Meetings are one of the most routine features of working life, but they can also be one of the biggest hidden costs in a business. While they may feel “free” because they take place in an office or online, the real cost comes from the time and resources tied up in them.
The Invisible Price Tag
Every meeting requires people to stop what they are doing and divert their focus. If five managers earning £60,000 a year spend two hours in a meeting, the cost of that single session in salaries alone is over £300. Scale that across multiple meetings per week and you quickly see why poorly run meetings are so expensive.
Beyond Salaries
The financial impact goes well beyond basic pay:
- Opportunity cost – every hour in a meeting is an hour not spent on strategic work, client delivery or sales.
- Preparation and follow-up – agendas, slide decks, minutes and actions consume more time than the meeting itself.

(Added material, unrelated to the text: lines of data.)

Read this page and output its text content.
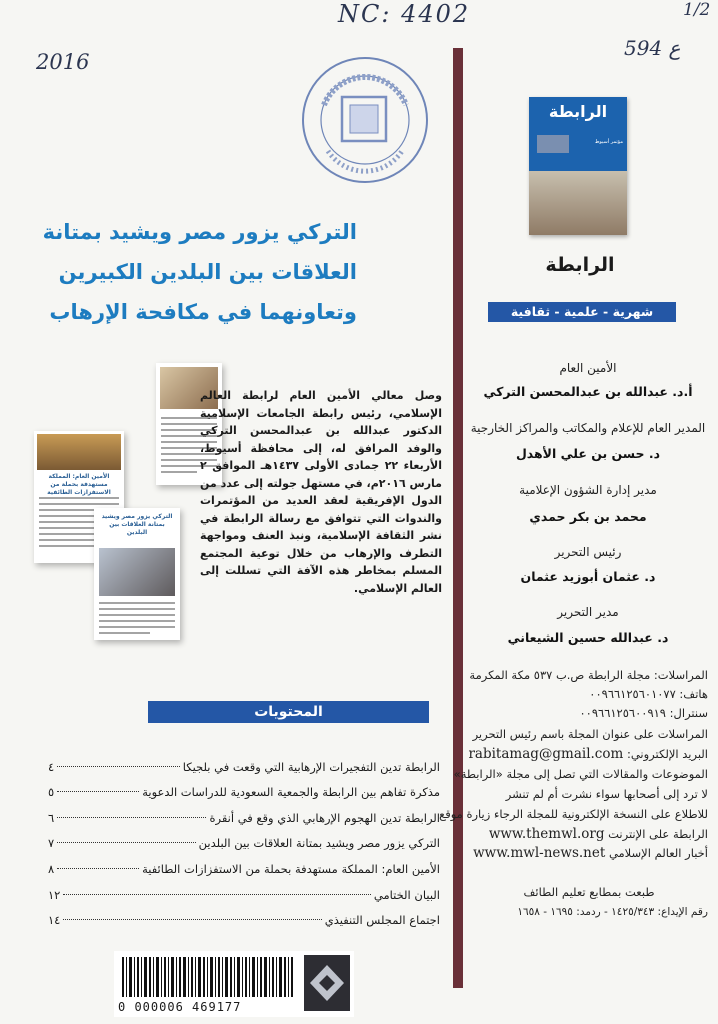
NC: 4402	1/2
2016
594 ع
التركي يزور مصر ويشيد بمتانة
العلاقات بين البلدين الكبيرين
وتعاونهما في مكافحة الإرهاب
الأمين العام: المملكة مستهدفة بحملة من الاستفزازات الطائفية
التركي يزور مصر ويشيد بمتانة العلاقات بين البلدين

وصل معالي الأمين العام لرابطة العالم الإسلامي، رئيس رابطة الجامعات الإسلامية الدكتور عبدالله بن عبدالمحسن التركي والوفد المرافق له، إلى محافظة أسيوط، الأربعاء ٢٢ جمادى الأولى ١٤٣٧هـ الموافق ٢ مارس ٢٠١٦م، في مستهل جولته إلى عدد من الدول الإفريقية لعقد العديد من المؤتمرات والندوات التي تتوافق مع رسالة الرابطة في نشر الثقافة الإسلامية، ونبذ العنف ومواجهة التطرف والإرهاب من خلال توعية المجتمع المسلم بمخاطر هذه الآفة التي تسللت إلى العالم الإسلامي.

المحتويات
الرابطة تدين التفجيرات الإرهابية التي وقعت في بلجيكا
٤
مذكرة تفاهم بين الرابطة والجمعية السعودية للدراسات الدعوية
٥
الرابطة تدين الهجوم الإرهابي الذي وقع في أنقرة
٦
التركي يزور مصر ويشيد بمتانة العلاقات بين البلدين
٧
الأمين العام: المملكة مستهدفة بحملة من الاستفزازات الطائفية
٨
البيان الختامي
١٢
اجتماع المجلس التنفيذي
١٤
0 000006 469177
الرابطة
مؤتمر أسيوط
الرابطة
شهرية - علمية - ثقافية
الأمين العام
أ.د. عبدالله بن عبدالمحسن التركي
المدير العام للإعلام والمكاتب والمراكز الخارجية
د. حسن بن علي الأهدل
مدير إدارة الشؤون الإعلامية
محمد بن بكر حمدي
رئيس التحرير
د. عثمان أبوزيد عثمان
مدير التحرير
د. عبدالله حسين الشيعاني
المراسلات: مجلة الرابطة ص.ب ٥٣٧ مكة المكرمة
هاتف: ٠٠٩٦٦١٢٥٦٠١٠٧٧
سنترال: ٠٠٩٦٦١٢٥٦٠٠٩١٩
المراسلات على عنوان المجلة باسم رئيس التحرير
البريد الإلكتروني: rabitamag@gmail.com
الموضوعات والمقالات التي تصل إلى مجلة «الرابطة»
لا ترد إلى أصحابها سواء نشرت أم لم تنشر
للاطلاع على النسخة الإلكترونية للمجلة الرجاء زيارة موقع
الرابطة على الإنترنت www.themwl.org
أخبار العالم الإسلامي www.mwl-news.net
طبعت بمطابع تعليم الطائف
رقم الإيداع: ١٤٢٥/٣٤٣ - ردمد: ١٦٩٥ - ١٦٥٨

- Lost momentum – constant interruptions can slow project progress, especially if decisions are delayed until “the next meeting.”
Why So Many?
A culture of defaulting to meetings often stems from a desire for visibility, consensus or simply tradition. Yet most updates can be shared in writing, quick check-ins can be handled with a call, and some decisions don’t need a full group to approve them.
Putting a Value on It
Research suggests employees spend an average of a third of their working week in meetings. For a mid-sized organisation, that translates to hundreds of thousands of pounds annually. The stark reality is that the cost of unnecessary meetings often rivals more visible business expenses like office space or technology systems.
You can use our free meeting effectiveness cost calculator to see how much your meetings cost.
Making Meetings Count
The solution is not to ban meetings but to make them purposeful:
- Only invite those directly involved in the decision.
- Set clear outcomes and end the session once they are achieved.
- Default to shorter meetings—try 25 minutes instead of an hour.
- Track the estimated cost of meetings as a reminder of the investment being made.